The rangy 5-foot-10 freshman certainly wrestled beyond his years. Hughes came into high school with a talented freshman class. Rix's early concerns were quickly erased.

"I was concerned he would come in and think he was the top dog," Rix said. "It was the opposite. He was very humble. He did everything I asked of him. He was a real team player."

He was also very good. So good, in fact, that Rix named him the team's outstanding wrestler, an honor typically reserved for a junior or senior.

"He's so down to earth," Rix added. "I hope he stays that way."

To look at Hughes and his dad, you certainly wonder a little bit as Cody is 5-10 and his dad is 5-7.

"I get my height from my mom's side," said Cody with a smile. "They're all basketball players and they're all about 6-feet. I just fall into my mom's side."

Hughes is even keeled, not prone to getting too high or too low, and he's both smart and relentless on the mat.

"I try to go out there and win," he said. "I try to go for the pin, that helps the team the most. I got out there to get the most points I can and get after it. I just try to push the pace and keep going at the person."

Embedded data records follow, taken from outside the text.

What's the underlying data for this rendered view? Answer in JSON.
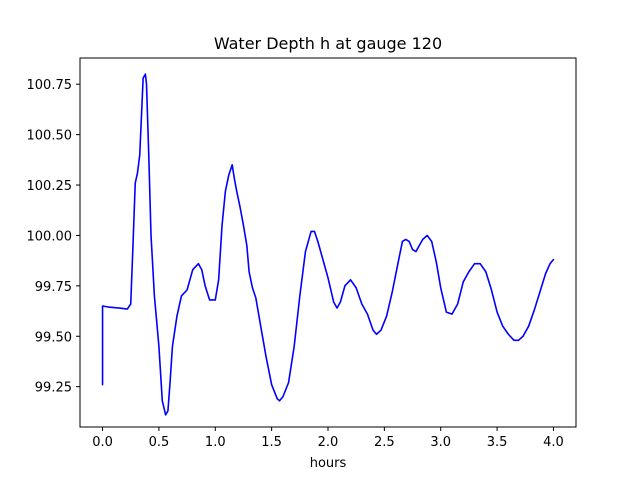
{
  "chart_data": {
    "type": "line",
    "title": "Water Depth h at gauge 120",
    "xlabel": "hours",
    "ylabel": "",
    "xlim": [
      -0.2,
      4.2
    ],
    "ylim": [
      99.05,
      100.88
    ],
    "grid": false,
    "xticks": [
      0.0,
      0.5,
      1.0,
      1.5,
      2.0,
      2.5,
      3.0,
      3.5,
      4.0
    ],
    "xtick_labels": [
      "0.0",
      "0.5",
      "1.0",
      "1.5",
      "2.0",
      "2.5",
      "3.0",
      "3.5",
      "4.0"
    ],
    "yticks": [
      99.25,
      99.5,
      99.75,
      100.0,
      100.25,
      100.5,
      100.75
    ],
    "ytick_labels": [
      "99.25",
      "99.50",
      "99.75",
      "100.00",
      "100.25",
      "100.50",
      "100.75"
    ],
    "series": [
      {
        "color": "#0000ff",
        "x": [
          0.0,
          0.0,
          0.05,
          0.15,
          0.22,
          0.25,
          0.27,
          0.29,
          0.31,
          0.33,
          0.36,
          0.38,
          0.39,
          0.41,
          0.43,
          0.46,
          0.5,
          0.53,
          0.56,
          0.58,
          0.6,
          0.62,
          0.66,
          0.7,
          0.75,
          0.8,
          0.85,
          0.88,
          0.91,
          0.95,
          1.0,
          1.03,
          1.06,
          1.09,
          1.12,
          1.15,
          1.17,
          1.19,
          1.22,
          1.25,
          1.28,
          1.3,
          1.33,
          1.36,
          1.4,
          1.45,
          1.5,
          1.55,
          1.57,
          1.6,
          1.65,
          1.7,
          1.75,
          1.8,
          1.85,
          1.88,
          1.91,
          1.95,
          2.0,
          2.05,
          2.08,
          2.11,
          2.15,
          2.2,
          2.25,
          2.3,
          2.35,
          2.4,
          2.43,
          2.47,
          2.52,
          2.57,
          2.62,
          2.66,
          2.69,
          2.72,
          2.75,
          2.78,
          2.81,
          2.84,
          2.88,
          2.92,
          2.96,
          3.0,
          3.05,
          3.1,
          3.15,
          3.2,
          3.25,
          3.3,
          3.35,
          3.4,
          3.45,
          3.5,
          3.55,
          3.6,
          3.65,
          3.69,
          3.73,
          3.78,
          3.83,
          3.88,
          3.93,
          3.97,
          4.0
        ],
        "y": [
          99.26,
          99.65,
          99.645,
          99.64,
          99.635,
          99.66,
          99.95,
          100.26,
          100.31,
          100.4,
          100.78,
          100.8,
          100.75,
          100.4,
          100.0,
          99.7,
          99.45,
          99.18,
          99.11,
          99.13,
          99.28,
          99.45,
          99.6,
          99.7,
          99.73,
          99.83,
          99.86,
          99.83,
          99.75,
          99.68,
          99.68,
          99.78,
          100.05,
          100.22,
          100.3,
          100.35,
          100.28,
          100.22,
          100.14,
          100.05,
          99.95,
          99.82,
          99.74,
          99.69,
          99.56,
          99.4,
          99.26,
          99.19,
          99.18,
          99.2,
          99.27,
          99.45,
          99.7,
          99.92,
          100.02,
          100.02,
          99.97,
          99.89,
          99.79,
          99.67,
          99.64,
          99.67,
          99.75,
          99.78,
          99.74,
          99.66,
          99.61,
          99.53,
          99.51,
          99.53,
          99.6,
          99.72,
          99.86,
          99.97,
          99.98,
          99.97,
          99.93,
          99.92,
          99.95,
          99.98,
          100.0,
          99.97,
          99.87,
          99.74,
          99.62,
          99.61,
          99.66,
          99.77,
          99.82,
          99.86,
          99.86,
          99.82,
          99.73,
          99.62,
          99.55,
          99.51,
          99.48,
          99.48,
          99.5,
          99.55,
          99.63,
          99.72,
          99.81,
          99.86,
          99.88
        ]
      }
    ]
  }
}
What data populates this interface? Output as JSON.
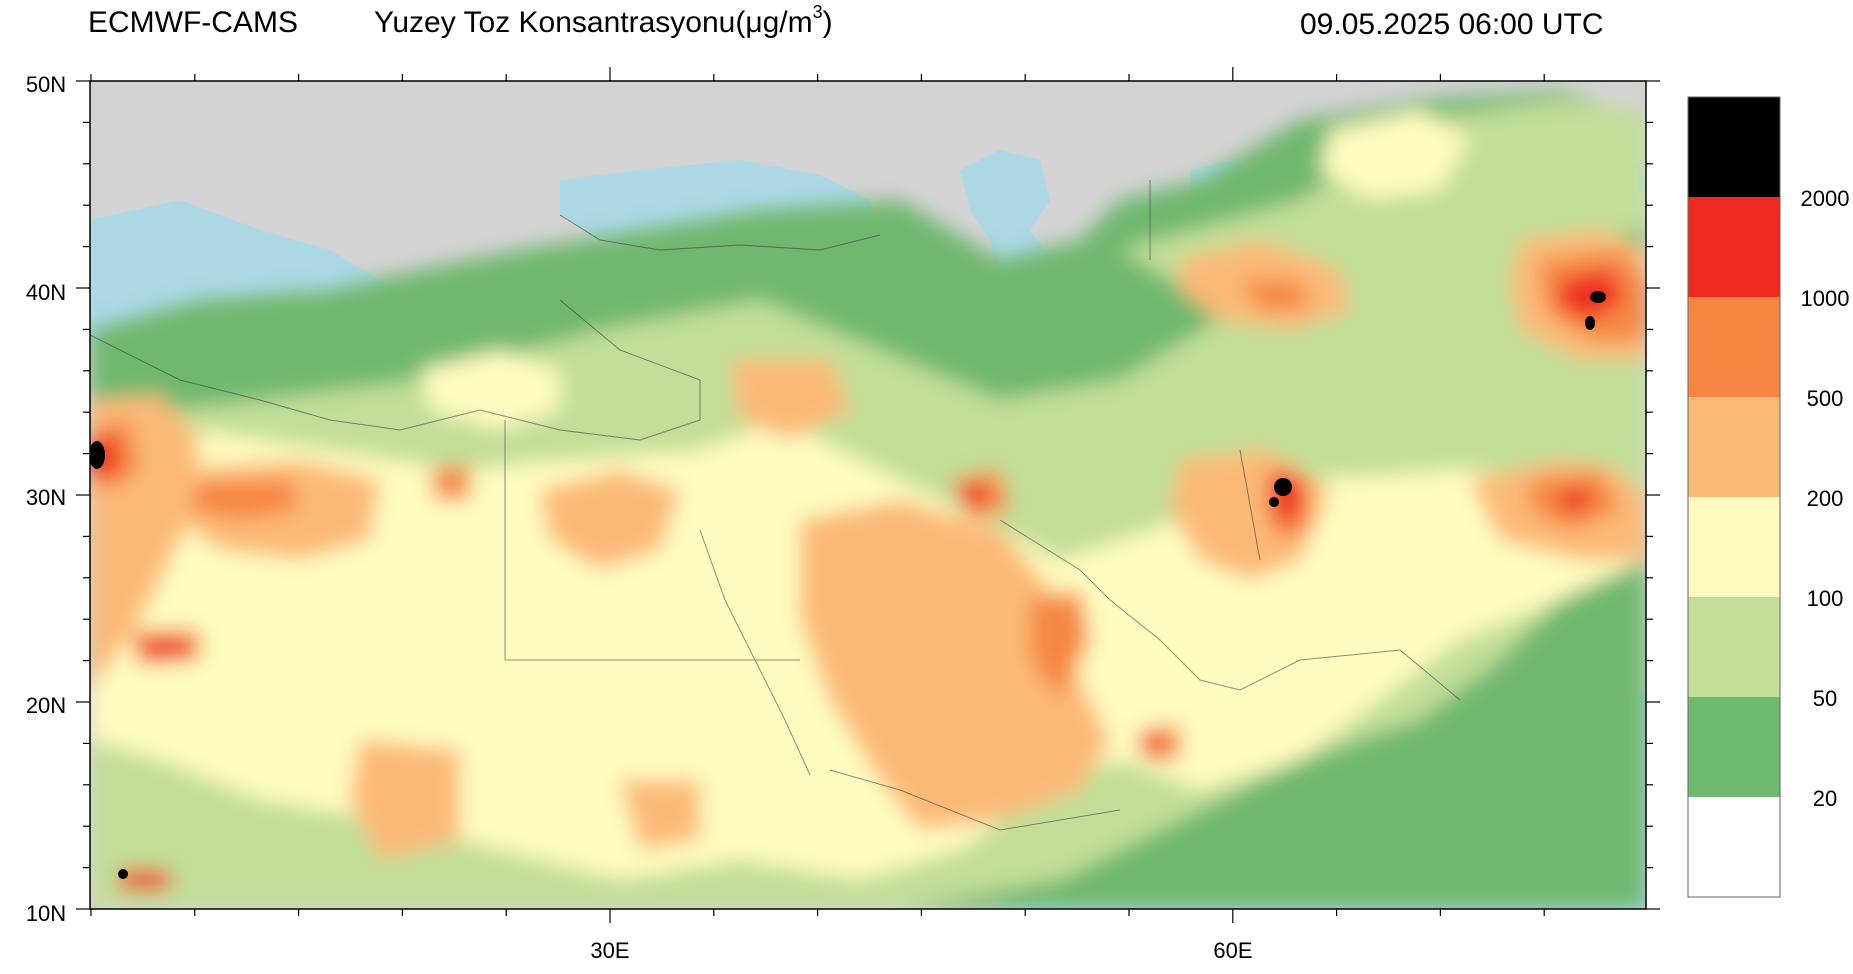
{
  "header": {
    "source": "ECMWF-CAMS",
    "title_main": "Yuzey Toz Konsantrasyonu(μg/m",
    "title_sup": "3",
    "title_close": ")",
    "datetime": "09.05.2025 06:00 UTC"
  },
  "axes": {
    "lat_labels": [
      "50N",
      "40N",
      "30N",
      "20N",
      "10N"
    ],
    "lon_labels": [
      "30E",
      "60E"
    ]
  },
  "legend": {
    "colors": [
      "#000000",
      "#ee2a20",
      "#f68743",
      "#fbb977",
      "#fefbc0",
      "#c2de98",
      "#6fb870",
      "#ffffff"
    ],
    "labels": [
      "2000",
      "1000",
      "500",
      "200",
      "100",
      "50",
      "20"
    ]
  },
  "map_colors": {
    "land": "#d3d3d3",
    "water": "#add8e6"
  }
}
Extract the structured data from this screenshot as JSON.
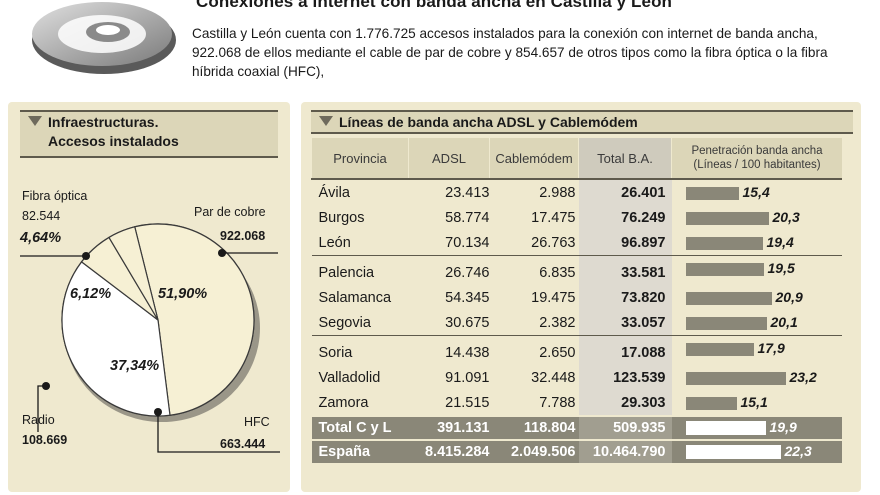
{
  "header": {
    "title": "Conexiones a internet con banda ancha en Castilla y León",
    "intro": "Castilla y León cuenta con 1.776.725 accesos instalados para la conexión con internet de banda ancha, 922.068 de ellos mediante el cable de par de cobre y 854.657 de  otros tipos como la fibra óptica o la fibra híbrida coaxial (HFC),"
  },
  "colors": {
    "panel": "#efe9cf",
    "header_band": "#dcd6b8",
    "bar": "#8a8778",
    "pie_light": "#f6f0d4",
    "pie_shadow": "#9a9688"
  },
  "left_panel": {
    "title": "Infraestructuras.\nAccesos instalados"
  },
  "right_panel": {
    "title": "Líneas de banda ancha ADSL y Cablemódem"
  },
  "chart_data": [
    {
      "type": "pie",
      "title": "Infraestructuras. Accesos instalados",
      "slices": [
        {
          "name": "Par de cobre",
          "count": "922.068",
          "percent": 51.9,
          "label": "51,90%"
        },
        {
          "name": "HFC",
          "count": "663.444",
          "percent": 37.34,
          "label": "37,34%"
        },
        {
          "name": "Radio",
          "count": "108.669",
          "percent": 6.12,
          "label": "6,12%"
        },
        {
          "name": "Fibra óptica",
          "count": "82.544",
          "percent": 4.64,
          "label": "4,64%"
        }
      ]
    },
    {
      "type": "table",
      "title": "Líneas de banda ancha ADSL y Cablemódem",
      "columns": [
        "Provincia",
        "ADSL",
        "Cablemódem",
        "Total B.A.",
        "Penetración banda ancha (Líneas / 100 habitantes)"
      ],
      "rows": [
        {
          "provincia": "Ávila",
          "adsl": "23.413",
          "cable": "2.988",
          "total": "26.401",
          "pen": 15.4,
          "pen_label": "15,4"
        },
        {
          "provincia": "Burgos",
          "adsl": "58.774",
          "cable": "17.475",
          "total": "76.249",
          "pen": 20.3,
          "pen_label": "20,3"
        },
        {
          "provincia": "León",
          "adsl": "70.134",
          "cable": "26.763",
          "total": "96.897",
          "pen": 19.4,
          "pen_label": "19,4"
        },
        {
          "provincia": "Palencia",
          "adsl": "26.746",
          "cable": "6.835",
          "total": "33.581",
          "pen": 19.5,
          "pen_label": "19,5"
        },
        {
          "provincia": "Salamanca",
          "adsl": "54.345",
          "cable": "19.475",
          "total": "73.820",
          "pen": 20.9,
          "pen_label": "20,9"
        },
        {
          "provincia": "Segovia",
          "adsl": "30.675",
          "cable": "2.382",
          "total": "33.057",
          "pen": 20.1,
          "pen_label": "20,1"
        },
        {
          "provincia": "Soria",
          "adsl": "14.438",
          "cable": "2.650",
          "total": "17.088",
          "pen": 17.9,
          "pen_label": "17,9"
        },
        {
          "provincia": "Valladolid",
          "adsl": "91.091",
          "cable": "32.448",
          "total": "123.539",
          "pen": 23.2,
          "pen_label": "23,2"
        },
        {
          "provincia": "Zamora",
          "adsl": "21.515",
          "cable": "7.788",
          "total": "29.303",
          "pen": 15.1,
          "pen_label": "15,1"
        }
      ],
      "totals": [
        {
          "provincia": "Total C y L",
          "adsl": "391.131",
          "cable": "118.804",
          "total": "509.935",
          "pen": 19.9,
          "pen_label": "19,9"
        },
        {
          "provincia": "España",
          "adsl": "8.415.284",
          "cable": "2.049.506",
          "total": "10.464.790",
          "pen": 22.3,
          "pen_label": "22,3"
        }
      ]
    }
  ]
}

Rix was impressed with Hughes' wrestling acumen and his ability to stay out of trouble.

"He knows when to get out and back off," Rix said. "His biggest strength is he's very smart wrestling on the mat. He's come up against stronger kids, but he hasn't put himself into a position where he was getting overpowered."

Todd said Hughe's lanky build gives him a reach that works to his advantage.

"He's definitely more technical than most of the freshman that we see," Todd said. "He's been able to adapt and grow with coach Rix's help in his offseason wrestling."

"I wrestle nationally in the offseason, so I know when it's close I play it safe in some situations or go hard," Hughes added. "I try not to put myself in bad situations."

And, of course, there's his cool demeanor. Hughes never seems to let the moment get to him.

"I try to be consistent," he said. "I keep cool. I don't try to get too angry. I'm just having fun."

"Being in some of the big tournaments in the past, it's helped with his emotions," Todd said. "He knows that it's great to win; it's great to be excited. But you don't need to rub it in anybody's face. You can be humble about it."

It's an approach that has served Hughes well so far.

Late last month, Hughes wrestled at the NHSCA Freshman Nationals in Virginia Beach, Va., and went 5-2 and placed fourth at 138.

He has his eye on college and one of his goals is to wrestle at the Division I level.

"He has the ability to be a Division I wrestler," Todd said, "to win the New Englands, win in nationals. He's just got to focus and have fun with it, that's the main thing."

The father-son relationship is a good one, working well where that is not always the case.

"It's pretty easy most of the time," Hughes said.

"Except when I take you down, you get mad," his dad added with a laugh. "But it's definitely getting harder for me to wrestle him."